Here’s Looking at me!

Here’s Looking at Me

Morgan will lead us through the looking glass of Sofonisba’s portraits, however, here are my thoughts and questions for you to ponder.

1. My research is all about the “absent presence” in works of art. Mary Garrard posits an interesting theory about Sofonisba Anguissola’s double portrait of Bernardo Campi painting Sofonisba. What aspect of Sofonisba is not present in this work of art?
2. Campi may be considered in a conventional way as Pygmalion in this work of art, or conversely as pseudo-Pygmalion. Discuss both of these readings and why you find one more compelling than the other.
3. Comment on the issue of audience in Sofonisba’s works and why that is such a critical factor in Garrard’s thesis.
4. What was the reigning paradigm for women artists during the Renaissance? In what ways does Sofonisba subvert this paradigm?
5. Why did Sofonisba add the word “virgo” to her self-portraits? In what other ways did she underscore her lack of identification with typical feminine qualities?
6. What did the presence of the virginal connote in the self-portraits of the artist? With whom did she wish to be symbolically linked?
7. How did the element of gender alter the chess game in the Renaissance? What does the inner dynamic of Sofonisba’s chess game reveal?
8. Garrard claims that Sofonisba’s work, with its focus on family life, kinship networks, private history, etc., questions the patriarchalism from which they depart. Do you agree?


4 responses

  1. 4–The woman artist was seen as a “marvel,” or some sort of exception to the rule of male “genuis.”

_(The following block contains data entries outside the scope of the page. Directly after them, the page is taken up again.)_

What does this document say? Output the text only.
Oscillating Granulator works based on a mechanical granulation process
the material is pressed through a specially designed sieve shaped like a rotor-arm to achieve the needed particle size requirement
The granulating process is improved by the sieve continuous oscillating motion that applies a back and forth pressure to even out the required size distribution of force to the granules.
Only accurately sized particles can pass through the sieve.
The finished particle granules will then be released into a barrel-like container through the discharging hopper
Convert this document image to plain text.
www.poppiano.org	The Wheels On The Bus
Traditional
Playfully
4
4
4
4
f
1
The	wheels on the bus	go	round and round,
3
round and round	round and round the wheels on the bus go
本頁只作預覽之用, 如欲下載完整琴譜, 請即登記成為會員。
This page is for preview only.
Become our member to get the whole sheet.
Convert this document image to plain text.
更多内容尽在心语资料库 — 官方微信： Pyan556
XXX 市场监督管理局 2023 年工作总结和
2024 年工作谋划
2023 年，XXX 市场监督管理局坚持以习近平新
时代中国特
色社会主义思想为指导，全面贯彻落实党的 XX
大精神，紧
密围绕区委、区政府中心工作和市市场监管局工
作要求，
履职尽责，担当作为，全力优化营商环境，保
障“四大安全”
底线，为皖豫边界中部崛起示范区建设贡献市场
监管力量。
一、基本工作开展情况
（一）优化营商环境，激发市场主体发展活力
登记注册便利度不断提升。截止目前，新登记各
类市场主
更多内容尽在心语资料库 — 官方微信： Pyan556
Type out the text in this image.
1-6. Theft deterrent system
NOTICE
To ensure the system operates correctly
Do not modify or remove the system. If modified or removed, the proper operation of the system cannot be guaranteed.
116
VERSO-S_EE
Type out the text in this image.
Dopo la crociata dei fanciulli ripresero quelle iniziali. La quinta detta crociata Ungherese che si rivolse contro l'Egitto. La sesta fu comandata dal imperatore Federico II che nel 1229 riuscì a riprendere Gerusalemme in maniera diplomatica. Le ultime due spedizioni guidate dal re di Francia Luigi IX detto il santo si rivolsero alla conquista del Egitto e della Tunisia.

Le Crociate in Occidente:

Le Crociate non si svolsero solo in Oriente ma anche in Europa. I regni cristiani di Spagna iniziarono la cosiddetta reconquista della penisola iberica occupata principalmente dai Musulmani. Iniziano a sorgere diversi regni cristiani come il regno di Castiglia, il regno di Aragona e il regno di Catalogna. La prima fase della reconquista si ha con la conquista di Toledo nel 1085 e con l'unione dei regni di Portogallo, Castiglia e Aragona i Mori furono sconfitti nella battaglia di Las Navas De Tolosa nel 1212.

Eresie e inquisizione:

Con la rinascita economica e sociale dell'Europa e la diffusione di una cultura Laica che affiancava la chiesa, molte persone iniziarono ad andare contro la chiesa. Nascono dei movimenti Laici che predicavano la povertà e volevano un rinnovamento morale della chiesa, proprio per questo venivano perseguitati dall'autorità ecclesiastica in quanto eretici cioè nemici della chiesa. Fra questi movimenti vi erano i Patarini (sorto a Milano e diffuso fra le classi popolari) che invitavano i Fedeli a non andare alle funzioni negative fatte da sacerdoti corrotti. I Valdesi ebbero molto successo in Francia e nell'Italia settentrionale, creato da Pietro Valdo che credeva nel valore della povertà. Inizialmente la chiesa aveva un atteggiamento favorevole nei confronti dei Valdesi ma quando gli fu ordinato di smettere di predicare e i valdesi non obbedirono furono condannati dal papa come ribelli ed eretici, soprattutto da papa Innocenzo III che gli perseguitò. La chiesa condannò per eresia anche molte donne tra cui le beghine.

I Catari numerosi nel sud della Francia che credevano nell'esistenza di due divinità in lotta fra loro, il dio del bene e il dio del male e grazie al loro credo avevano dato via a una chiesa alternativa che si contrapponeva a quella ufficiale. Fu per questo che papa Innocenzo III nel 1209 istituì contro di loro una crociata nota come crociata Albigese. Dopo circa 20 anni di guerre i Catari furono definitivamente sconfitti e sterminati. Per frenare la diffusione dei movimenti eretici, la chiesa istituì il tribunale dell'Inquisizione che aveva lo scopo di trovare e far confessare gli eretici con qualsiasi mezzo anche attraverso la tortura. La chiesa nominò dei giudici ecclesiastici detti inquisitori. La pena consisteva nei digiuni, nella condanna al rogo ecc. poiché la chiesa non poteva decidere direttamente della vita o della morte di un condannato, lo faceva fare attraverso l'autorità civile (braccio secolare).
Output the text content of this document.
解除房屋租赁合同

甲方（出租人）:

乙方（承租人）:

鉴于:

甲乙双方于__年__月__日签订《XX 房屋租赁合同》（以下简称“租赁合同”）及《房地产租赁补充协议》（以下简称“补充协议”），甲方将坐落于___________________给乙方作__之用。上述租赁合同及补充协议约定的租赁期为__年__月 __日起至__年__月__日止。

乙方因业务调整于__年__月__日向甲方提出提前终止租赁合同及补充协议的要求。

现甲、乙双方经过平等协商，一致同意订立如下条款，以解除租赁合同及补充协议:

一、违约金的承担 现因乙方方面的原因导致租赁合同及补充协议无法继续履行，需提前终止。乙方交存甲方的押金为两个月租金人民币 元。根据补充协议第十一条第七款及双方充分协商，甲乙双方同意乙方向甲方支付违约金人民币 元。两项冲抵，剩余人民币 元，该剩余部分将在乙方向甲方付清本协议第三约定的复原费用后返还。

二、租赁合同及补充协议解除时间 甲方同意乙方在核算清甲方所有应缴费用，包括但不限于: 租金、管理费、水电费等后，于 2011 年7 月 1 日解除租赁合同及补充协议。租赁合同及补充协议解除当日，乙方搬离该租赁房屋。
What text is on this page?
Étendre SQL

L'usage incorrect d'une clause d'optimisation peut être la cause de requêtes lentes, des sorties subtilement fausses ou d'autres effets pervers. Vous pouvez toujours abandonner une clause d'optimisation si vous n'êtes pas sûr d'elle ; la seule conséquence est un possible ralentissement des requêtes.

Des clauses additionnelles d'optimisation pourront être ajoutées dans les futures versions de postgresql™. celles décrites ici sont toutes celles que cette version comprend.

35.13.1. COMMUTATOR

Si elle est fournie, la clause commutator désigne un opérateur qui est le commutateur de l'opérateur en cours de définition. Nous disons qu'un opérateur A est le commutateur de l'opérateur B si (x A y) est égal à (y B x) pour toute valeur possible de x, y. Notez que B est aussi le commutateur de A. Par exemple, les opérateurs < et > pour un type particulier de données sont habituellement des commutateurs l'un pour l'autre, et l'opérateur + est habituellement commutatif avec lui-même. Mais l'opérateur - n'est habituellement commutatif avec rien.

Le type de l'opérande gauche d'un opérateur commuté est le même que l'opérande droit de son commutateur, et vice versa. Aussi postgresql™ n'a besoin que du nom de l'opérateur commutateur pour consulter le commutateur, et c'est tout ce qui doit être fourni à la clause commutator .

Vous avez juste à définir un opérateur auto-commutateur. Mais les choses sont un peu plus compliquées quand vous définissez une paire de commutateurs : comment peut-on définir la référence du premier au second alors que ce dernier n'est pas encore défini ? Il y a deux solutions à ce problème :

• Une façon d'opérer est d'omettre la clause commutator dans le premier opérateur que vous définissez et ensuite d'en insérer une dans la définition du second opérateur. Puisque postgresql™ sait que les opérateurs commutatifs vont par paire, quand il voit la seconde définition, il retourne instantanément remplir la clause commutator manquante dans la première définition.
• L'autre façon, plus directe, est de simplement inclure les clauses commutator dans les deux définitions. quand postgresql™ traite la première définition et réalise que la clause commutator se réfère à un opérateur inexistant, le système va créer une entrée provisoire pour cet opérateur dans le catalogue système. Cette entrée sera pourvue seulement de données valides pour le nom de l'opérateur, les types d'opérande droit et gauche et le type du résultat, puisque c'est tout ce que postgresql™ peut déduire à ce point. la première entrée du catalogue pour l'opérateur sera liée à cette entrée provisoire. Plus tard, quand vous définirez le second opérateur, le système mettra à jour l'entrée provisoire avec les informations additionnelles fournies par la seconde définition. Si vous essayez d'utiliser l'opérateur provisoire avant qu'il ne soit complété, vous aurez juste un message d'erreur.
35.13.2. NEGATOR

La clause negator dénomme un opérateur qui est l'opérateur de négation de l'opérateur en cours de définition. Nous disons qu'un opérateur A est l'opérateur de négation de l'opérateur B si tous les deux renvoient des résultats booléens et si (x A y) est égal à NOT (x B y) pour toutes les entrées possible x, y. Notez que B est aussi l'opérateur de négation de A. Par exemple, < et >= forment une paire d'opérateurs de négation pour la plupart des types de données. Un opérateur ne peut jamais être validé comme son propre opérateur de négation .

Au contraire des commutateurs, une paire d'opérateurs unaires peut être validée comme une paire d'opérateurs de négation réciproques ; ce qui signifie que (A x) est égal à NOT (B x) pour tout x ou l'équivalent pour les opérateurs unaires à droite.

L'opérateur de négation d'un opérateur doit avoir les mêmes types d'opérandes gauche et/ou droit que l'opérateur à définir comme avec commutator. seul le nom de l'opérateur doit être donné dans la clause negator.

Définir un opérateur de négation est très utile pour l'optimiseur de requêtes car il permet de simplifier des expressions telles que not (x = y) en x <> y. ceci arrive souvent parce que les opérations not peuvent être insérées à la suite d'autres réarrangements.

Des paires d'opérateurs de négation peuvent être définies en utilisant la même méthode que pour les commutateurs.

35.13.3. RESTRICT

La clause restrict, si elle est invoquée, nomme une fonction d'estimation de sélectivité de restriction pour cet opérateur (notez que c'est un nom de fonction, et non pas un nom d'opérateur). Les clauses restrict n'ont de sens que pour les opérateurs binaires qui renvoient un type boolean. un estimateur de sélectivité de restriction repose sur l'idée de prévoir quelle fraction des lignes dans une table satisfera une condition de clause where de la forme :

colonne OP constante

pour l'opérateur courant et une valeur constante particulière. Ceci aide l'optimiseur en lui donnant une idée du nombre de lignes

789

    I’m drawn to the idea of a “Chimera of Beauty” that characterized (and continues to characterize) the imaged women. Espeically, how it can be applied within a sense of the “Killing us Softly” documentary series.

  2. 1.) In the double portrait Bernardino Campi Painting Sonfonisba Anguissola, Anguissola is role playing and manipulating space. She implies an insertion of herself as the artist rather than delivering that literally, by positioning herself in the space behind the viewer. Her presence is suggested by both her portrait gaze and that of the appropriated image of Campi, according to Garrard.

    2.) Garrard poses two sides of a coin in terms of Anguissola’s inclusion of Campi:
    1. She plays to the stereotype of women being timid and leaning on this portrait as validation of her skills and status. Campi would be using Anguissola to stroke his ego, her being his “star pupil”, a testament to his “genius.”
    [Pygmalion reference to his supposed admiration of her, though I’d be given to call it guised narcissism)

    2. Anguissola takes shots at her former instructor, subtlely reducing him to a mere copycat by having him hold a mahlstick, and by painting him painting her (whereas in reality she is in charge of her representation, and her narrative suggests that she has surpassed him–I wonder if Campi was given credit for paintings she produced, or how long she clung to his style/his teaching-training…)
    I find the argument that Campi serves as a pseudo-Pygmalion more compelling, of course! Anguissola was more certainly clever enough to undermine Campi’s repute and assertively promote herself at the same time…The power dynamic is interesting: Who is the master puppeteer? Anguissola pulls the strings here through narrative and specific details (mahlstick=weakness &timidity; Campi’s fabricated activity of painting Anguissola who is painting herself twice…)

  3. I was intrigued by Garrard’s presentation of the women artist’s problem, having to navigate and negotiate in a world where women were passive receptacles of male creativity, art linked to ideal beauty, everything related to the art field being sexualized…Subverting the paradigm meant generating a safe space between ‘only a woman’ and ‘not a woman’, using “coded self-expression disguised as proper femininity.”

    Anguissola and other women artists referred to themselves with words of multiple meanings, such as virgo. Virgo connoted that exceptional, othering uber chaste status, but also independence and self-possession, dignity, power, justice. Anguissola distanced herself from feminine trope of vanity and excess decoration. I find it ironic that she choose the courtier’s ideal male representation, black with lace collars, and became recognized for her nobility and intellectual pursuits. Also, interesting juxtaposition that virgo is associated with both Athena and the fertililty goddess complex, Astraea-Ester-Ishtar-Isis-Venus, the epitome of femininity.

  4. Garrard proposes such an interesting idea that Campi’s presence in the work is simultaneously diminishing her and giving her greater signifcance with his validation. This fine line of men uplifting and down-playing women is definitely an interesting trend in this course.
    I also love the idea that she was sneaky enough to criticize Campi so publicly. I truly believe that women controlled everything throughout history in a behind-the-scenes way. But seeing as history was recorded by men, we don’t have any real evidence of this.
    What is bothersome to me about this is that when male artists are pupils of another male artist, things like this are never even analyzed. Maybe it’s because I am working on my midterm, but this whole proposition is so gendered to me that it makes me not want to read the article. Male artists and female artists are still so separate because art historians speak about them differently.